Ethical principles in health care dictate that caregivers should put patient autonomy into consideration particularly when determining the most appropriate interventions to save life and during end-of-life care (Thomas, 2004, p. 494).
In most cases, advance directives including proxy, instruction, and combined directives play a vital role in terms of facilitating the decisions made by doctors relative to the patient’s wishes and those communicated by a surrogate. On the other hand, the Living Will, Health Care Power of Attorney, and the Advanced Health Care Directive do also serve the same purpose as other forms of advance directives (Pera & Van Tonder, 2005).
However, caregivers may find themselves in an ethical dilemma in case an incapacitated patient lacks an advance directive. This is the case scenario highlighted by Brudney in which the patient’s life partner (the closest family member) notes that the patient would not wish to undergo a high risk life saving procedure because of the perceived heath risks.
In this essay, two key questions to the patient’s life partner are listed followed by discussions regarding the ethical arguments for and against the life saving procedure. Subsequently, the essay highlights the most appropriate steps that should be undertaken by the healthcare team in the decision-making process from the patient’s perspective.

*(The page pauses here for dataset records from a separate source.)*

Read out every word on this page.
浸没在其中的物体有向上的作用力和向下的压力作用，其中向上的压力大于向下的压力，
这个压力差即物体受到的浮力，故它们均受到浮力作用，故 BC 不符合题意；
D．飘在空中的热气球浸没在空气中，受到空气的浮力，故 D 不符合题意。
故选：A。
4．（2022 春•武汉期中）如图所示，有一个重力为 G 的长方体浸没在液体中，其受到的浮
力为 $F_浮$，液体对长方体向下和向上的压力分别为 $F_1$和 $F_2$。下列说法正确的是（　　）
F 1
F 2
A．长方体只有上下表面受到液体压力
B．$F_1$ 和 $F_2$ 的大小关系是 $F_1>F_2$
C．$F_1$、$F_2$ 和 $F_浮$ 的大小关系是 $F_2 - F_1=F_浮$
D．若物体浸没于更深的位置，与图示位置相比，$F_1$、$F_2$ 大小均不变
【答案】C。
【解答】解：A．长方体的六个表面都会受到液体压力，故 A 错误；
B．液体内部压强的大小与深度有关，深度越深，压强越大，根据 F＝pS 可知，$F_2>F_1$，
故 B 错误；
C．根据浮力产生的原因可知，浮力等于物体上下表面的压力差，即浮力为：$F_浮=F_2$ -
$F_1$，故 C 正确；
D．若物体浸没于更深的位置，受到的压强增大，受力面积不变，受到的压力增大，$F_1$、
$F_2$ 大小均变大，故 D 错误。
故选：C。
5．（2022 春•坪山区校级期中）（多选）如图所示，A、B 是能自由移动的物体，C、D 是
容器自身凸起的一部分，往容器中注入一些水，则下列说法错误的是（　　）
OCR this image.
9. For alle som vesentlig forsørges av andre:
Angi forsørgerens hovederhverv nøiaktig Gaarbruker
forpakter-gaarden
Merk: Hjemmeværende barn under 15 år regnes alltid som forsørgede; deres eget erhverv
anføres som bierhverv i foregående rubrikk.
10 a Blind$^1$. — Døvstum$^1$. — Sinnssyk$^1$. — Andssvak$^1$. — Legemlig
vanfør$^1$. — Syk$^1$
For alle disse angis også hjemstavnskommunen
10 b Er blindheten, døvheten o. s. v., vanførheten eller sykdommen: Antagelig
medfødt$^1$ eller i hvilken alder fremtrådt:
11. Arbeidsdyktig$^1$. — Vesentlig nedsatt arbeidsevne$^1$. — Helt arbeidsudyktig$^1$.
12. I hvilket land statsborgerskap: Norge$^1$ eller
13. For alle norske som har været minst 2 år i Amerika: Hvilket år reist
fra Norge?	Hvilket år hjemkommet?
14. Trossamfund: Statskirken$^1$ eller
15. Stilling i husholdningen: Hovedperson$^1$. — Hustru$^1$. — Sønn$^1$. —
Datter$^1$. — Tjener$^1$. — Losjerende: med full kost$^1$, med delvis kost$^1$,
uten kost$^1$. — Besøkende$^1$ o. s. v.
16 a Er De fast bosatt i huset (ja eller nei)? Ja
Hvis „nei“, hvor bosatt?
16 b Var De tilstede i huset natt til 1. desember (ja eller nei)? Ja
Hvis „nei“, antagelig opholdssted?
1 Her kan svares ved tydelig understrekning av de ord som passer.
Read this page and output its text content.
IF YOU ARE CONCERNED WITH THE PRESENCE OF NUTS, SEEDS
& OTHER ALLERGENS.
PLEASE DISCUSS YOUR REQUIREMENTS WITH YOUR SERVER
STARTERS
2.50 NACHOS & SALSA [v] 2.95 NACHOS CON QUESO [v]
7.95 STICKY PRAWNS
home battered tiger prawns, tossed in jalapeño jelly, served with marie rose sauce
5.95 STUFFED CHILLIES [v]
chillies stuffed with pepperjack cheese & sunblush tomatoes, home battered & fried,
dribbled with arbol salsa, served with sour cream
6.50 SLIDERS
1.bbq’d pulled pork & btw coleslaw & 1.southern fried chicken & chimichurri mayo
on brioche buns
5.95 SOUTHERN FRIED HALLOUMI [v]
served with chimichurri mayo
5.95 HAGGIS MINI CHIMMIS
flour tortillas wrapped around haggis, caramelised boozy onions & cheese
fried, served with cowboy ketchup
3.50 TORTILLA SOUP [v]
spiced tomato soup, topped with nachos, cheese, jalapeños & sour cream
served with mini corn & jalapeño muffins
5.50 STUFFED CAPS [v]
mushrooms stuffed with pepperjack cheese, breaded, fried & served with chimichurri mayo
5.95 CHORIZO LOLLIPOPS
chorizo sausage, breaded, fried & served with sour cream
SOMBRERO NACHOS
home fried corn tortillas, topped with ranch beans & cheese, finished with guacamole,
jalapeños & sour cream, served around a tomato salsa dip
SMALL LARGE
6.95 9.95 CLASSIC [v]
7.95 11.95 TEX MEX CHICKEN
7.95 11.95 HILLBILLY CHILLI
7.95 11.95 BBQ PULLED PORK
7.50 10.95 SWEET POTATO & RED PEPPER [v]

Considering that the patient lacks an advance directive, there is the need to ask the patient’s life partner the following questions;
Why should your patient consider writing an advance directive, and if your patient decided to appoint you as a health care representative, what would be your responsibilities relative to your patient’s wishes?
If your patient was in a position to make specific decisions while you still stand in as the health care representative, would your patient allow other family members to participate in decision-making?
Arguments for and against the lifesaving procedure
The fact that the autonomy of patients and their family members should be respected in any decision-making process before administering any medical intervention cannot be overstated; however, there is the need to understand that health care is a service that involves trained and specialized professionals whose clinical decisions are based on intellect and conscience (Burke, 2010).
Besides, with the recent advancements in technology and information sharing within the health care sector, there is reason to believe that the decisions made by health care professionals are evidence-based. Thus, the perceived health risks raised by the patient’s life partner may not hold before weighing the overall health outcome of the lifesaving procedure against the health risks involved.
Conversely, before administering the procedure, it is ethical to obtain an informed consent from the patient’s family members who should be given the opportunity to represent the wishes of the patient accordingly (Pera & Van Tonder, 2005).
Furthermore, there is no way the caregiver can disregard the issues raised by the patient’s life partner without restoring this person’s confidentiality relative to the benefits and risks associated with the lifesaving procedure. Overall, the caregiver should bring the life partner into perspective of the ethical issues for and against the procedure while factoring in the issues raised by the life partner.
The decision-making process from the perspective of the incapacitated patient
The absence of an advance directive in this case scenario puts the healthcare team in an ethical dilemma. However, taking the place of the patient, my hope will be that the healthcare team will invite the contribution of other family members besides the life partner before making the final clinical decision. Here, all parties involved should discuss the benefits, risks, and possible complications of the planned procedure before settling on the most appropriate and ethical decision.
Further, I will also hope that the decision-making process will be informed by the principles of ethics in healthcare, evidence-based care processes, and the healthcare rights of conscience, which dictate that the decision-making process should aim to achieve quality care at low costs, positive outcomes, and reduced health complications without contravening the medical malpractice standards (Burke, 2010, p. 471).
The foregoing discussions highlight the ethical considerations involved in administering high risk lifesaving procedures in the absence of an advance directive from the incapacitated patient. From the discussions, it is certain that the absence of an advance directive can make the decision-making process rather difficult in different clinical cases involving incapacitated patients.
However, with a strong moral and ethical foundation that incorporated the principles of evidence-based healthcare, any healthcare team should be able to achieve the expected results that suit all the parties involved.
Burke, D.M. (2010). Healthcare rights of conscience: A survey of federal and state laws.
Americans United for Life. Retrieved from http://www.scribd.com/doc/41170730/10-Healthcare
Pera, S.A. & Van Tonder, S. (2005). Ethics in healthcare (2nd ed.). Lansdowne: Juta & Co. Ltd.
Thomas, E.D., Blume, K.G., Forman, S.J., Appelbaum, F.R. (2004). Thomas’ hematopoietic cell transplantation (3rd ed.). Malden: Blackwell Publishing Ltd.